Yeah, I might be early to this. And certainly, I still read a lot of code in my day to day right now.
But I sure write a lot less of it, and the percentage I write continues to go down with every new model release. And if I'm no longer writing it, and the person who works on it after me isn't writing it either, it changes the whole art of software engineering.
I used to spend a great deal of time with already working code that I had written thinking about how to rewrite it better, so that the person after me would have a good clean idea of what is going on.
But humans aren't working in the repos as much now. I think it's just a matter of time before the models are writing code essentially for their eyes, their affordances -- not ours.
Yeah we're not too far from agreement here.
Something I think though (which, again, I could very well be wrong about; uncertainty is the only certainly right now) is that "so the person after me would have a good clean idea of what is going on" is also going to continue mattering even when that "person" is often an AI. It might be different, clarity might mean something totally different for AIs than for humans, but right now I think a good expectation is that clarity to humans is also useful to AIs. So at the moment I still spend time coaxing the AI to write things clearly.
That could turn out to be wasted time, but who knows. I also think if it as a hedge against the risk that we hit some point where the AIs turn out to be bad at maintaining their own crap, at which point it would be good for me to be able to understand and work with what has been written!
Refactoring does always cost something and I doubt LLMs will ever change that. The more interesting question is whether the cost to refactor or "rewrite" the software will ever become negligible. Until it isn't, it's short-sighted to write code in the manner you're describing. If software does become that cheap, then you can't meaningfully maintain a business on selling software anyway.

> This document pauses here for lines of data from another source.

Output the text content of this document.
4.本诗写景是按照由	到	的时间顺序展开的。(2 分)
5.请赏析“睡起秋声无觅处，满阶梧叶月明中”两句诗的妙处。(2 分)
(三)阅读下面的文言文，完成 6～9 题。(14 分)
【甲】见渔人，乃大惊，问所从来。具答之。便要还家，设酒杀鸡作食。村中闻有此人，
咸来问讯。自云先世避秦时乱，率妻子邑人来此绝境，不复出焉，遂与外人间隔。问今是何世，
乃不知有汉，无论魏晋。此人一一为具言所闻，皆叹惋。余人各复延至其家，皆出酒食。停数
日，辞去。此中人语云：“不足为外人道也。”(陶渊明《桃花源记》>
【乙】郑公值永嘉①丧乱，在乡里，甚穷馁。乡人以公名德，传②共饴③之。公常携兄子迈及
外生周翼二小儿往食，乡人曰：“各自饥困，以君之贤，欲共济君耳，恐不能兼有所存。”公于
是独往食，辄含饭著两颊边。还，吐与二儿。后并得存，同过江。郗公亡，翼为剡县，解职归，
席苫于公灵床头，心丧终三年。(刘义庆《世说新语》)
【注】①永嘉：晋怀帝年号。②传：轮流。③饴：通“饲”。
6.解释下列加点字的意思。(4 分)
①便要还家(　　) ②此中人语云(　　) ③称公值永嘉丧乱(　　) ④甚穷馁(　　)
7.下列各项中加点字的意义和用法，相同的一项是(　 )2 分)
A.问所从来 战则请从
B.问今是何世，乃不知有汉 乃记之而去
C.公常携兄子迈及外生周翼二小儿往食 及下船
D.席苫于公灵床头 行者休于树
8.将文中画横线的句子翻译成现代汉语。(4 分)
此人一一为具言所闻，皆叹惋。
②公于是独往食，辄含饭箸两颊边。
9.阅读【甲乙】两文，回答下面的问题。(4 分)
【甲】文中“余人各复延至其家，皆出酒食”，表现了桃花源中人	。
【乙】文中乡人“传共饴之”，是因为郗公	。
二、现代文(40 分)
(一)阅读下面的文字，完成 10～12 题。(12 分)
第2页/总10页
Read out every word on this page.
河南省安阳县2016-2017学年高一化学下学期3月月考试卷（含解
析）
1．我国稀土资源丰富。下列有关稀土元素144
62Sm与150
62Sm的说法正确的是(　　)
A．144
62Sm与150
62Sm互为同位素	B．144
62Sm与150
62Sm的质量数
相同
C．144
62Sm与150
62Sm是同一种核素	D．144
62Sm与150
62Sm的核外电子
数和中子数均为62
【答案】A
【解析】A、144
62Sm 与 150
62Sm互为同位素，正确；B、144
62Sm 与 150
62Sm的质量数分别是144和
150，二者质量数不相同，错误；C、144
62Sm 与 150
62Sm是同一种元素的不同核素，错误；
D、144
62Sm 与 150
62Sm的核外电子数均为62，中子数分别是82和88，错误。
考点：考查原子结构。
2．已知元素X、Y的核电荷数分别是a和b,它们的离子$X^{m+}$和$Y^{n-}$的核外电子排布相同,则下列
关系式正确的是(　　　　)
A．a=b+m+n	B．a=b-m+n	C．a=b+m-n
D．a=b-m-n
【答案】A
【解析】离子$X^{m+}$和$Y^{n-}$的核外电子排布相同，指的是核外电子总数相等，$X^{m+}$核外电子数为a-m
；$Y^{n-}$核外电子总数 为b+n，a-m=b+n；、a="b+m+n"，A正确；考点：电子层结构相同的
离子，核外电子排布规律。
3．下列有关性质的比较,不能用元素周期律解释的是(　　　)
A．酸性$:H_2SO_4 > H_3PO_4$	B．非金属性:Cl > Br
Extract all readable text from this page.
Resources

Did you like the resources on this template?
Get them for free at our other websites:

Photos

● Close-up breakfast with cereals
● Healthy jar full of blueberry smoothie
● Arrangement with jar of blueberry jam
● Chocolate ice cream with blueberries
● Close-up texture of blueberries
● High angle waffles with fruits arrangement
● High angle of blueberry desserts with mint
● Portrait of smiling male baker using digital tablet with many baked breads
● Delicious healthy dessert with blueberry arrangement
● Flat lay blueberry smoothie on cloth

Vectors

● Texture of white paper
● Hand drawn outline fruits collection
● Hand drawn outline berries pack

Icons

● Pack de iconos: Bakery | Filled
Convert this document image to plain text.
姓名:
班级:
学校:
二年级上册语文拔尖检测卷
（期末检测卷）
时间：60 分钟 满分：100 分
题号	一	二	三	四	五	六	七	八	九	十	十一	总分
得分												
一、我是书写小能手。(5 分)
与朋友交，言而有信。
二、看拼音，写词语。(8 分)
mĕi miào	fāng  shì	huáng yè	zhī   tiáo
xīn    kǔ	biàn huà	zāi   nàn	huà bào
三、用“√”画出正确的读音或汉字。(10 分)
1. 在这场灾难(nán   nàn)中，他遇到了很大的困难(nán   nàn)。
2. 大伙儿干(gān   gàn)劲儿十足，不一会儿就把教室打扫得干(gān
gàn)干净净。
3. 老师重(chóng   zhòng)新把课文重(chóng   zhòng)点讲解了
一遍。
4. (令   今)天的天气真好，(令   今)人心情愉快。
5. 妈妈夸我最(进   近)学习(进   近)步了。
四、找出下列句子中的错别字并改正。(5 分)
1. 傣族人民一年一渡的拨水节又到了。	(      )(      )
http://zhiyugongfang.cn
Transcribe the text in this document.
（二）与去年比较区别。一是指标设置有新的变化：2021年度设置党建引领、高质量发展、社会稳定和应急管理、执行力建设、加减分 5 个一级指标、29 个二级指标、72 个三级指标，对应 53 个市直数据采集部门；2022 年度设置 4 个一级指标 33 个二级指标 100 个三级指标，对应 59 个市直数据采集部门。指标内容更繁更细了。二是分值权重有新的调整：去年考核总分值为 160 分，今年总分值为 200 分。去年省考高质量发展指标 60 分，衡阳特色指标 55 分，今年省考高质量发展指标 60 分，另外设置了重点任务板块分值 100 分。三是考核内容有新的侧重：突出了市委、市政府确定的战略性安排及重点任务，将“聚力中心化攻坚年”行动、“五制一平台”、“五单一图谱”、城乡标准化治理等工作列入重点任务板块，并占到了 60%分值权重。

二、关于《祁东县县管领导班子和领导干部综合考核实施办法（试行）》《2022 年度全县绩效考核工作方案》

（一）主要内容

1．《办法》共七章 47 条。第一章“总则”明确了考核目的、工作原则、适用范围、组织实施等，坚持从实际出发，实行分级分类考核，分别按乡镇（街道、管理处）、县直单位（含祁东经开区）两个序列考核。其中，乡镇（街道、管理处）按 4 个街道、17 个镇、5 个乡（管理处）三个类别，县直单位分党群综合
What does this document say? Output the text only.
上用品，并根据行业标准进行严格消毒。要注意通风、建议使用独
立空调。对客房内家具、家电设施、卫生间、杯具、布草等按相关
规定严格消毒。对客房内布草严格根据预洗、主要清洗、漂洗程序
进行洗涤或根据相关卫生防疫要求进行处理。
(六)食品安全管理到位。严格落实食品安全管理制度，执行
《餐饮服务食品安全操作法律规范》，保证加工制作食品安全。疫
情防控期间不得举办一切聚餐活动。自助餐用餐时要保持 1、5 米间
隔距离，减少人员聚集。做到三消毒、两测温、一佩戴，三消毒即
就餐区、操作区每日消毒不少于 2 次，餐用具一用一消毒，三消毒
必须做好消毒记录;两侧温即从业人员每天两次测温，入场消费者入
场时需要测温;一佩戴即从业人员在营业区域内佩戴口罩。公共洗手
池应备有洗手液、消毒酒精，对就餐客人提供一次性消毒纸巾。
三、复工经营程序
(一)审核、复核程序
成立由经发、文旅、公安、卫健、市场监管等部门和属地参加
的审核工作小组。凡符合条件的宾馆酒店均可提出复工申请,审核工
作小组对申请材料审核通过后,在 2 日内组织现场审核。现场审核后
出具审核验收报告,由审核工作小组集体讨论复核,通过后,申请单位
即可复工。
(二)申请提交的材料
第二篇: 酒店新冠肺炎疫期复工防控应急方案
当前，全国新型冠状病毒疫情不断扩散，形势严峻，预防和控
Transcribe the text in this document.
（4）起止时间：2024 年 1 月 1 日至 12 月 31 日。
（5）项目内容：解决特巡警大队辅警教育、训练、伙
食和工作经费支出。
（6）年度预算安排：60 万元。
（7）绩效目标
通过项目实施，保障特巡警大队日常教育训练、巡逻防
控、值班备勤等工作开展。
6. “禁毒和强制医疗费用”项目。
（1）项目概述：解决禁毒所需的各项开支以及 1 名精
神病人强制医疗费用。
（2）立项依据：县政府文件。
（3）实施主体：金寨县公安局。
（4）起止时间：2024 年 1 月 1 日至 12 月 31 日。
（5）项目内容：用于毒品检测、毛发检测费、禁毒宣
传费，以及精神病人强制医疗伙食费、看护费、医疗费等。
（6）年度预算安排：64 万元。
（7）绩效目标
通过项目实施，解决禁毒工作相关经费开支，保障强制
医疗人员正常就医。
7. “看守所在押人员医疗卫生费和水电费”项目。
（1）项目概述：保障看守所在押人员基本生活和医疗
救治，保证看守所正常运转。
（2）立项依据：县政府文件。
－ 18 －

Yeah I think it's a mistake to focus on writing "readable" or even "maintainable" code. We need to let go of these aging paradigms and be open to adopting a new one.
In my experience, LLMs perform significantly better on readable maintainable code.
It's what they were trained on after-all.
However what they produce is often highly readable but not very maintainable due to the verbosity and obvious comments. This seems to pollute codebases over time and you see AI coding efficiency slowly decline.
> Poe's law is an adage of Internet culture which says that any parodic or sarcastic expression of extreme views can be mistaken for a sincere expression of those views.
The things you mentioned are important but have been on their way out for years now regardless of LLMs. Have my ambivalent upvote regardless.
[1] https://en.wikipedia.org/wiki/Poe%27s_law
as depressing as it is to say, i think it's a bit like the year is 1906 and we're complaining that these new tyres for cars they're making are bad because they're no longer backwards compatible with the horse drawn wagons we might want to attach them to in the future.
Yes, exactly.
This is a completely new thing which will have transformative consequences.
It's not just a way to do what you've always done a bit more quickly.
Do readability and maintainability not matter when AI "reads" and maintains the code? I'm pretty sure they do.
If that would be true, you could surely ask an LLM to write the same complexity apps in brainfuck, right?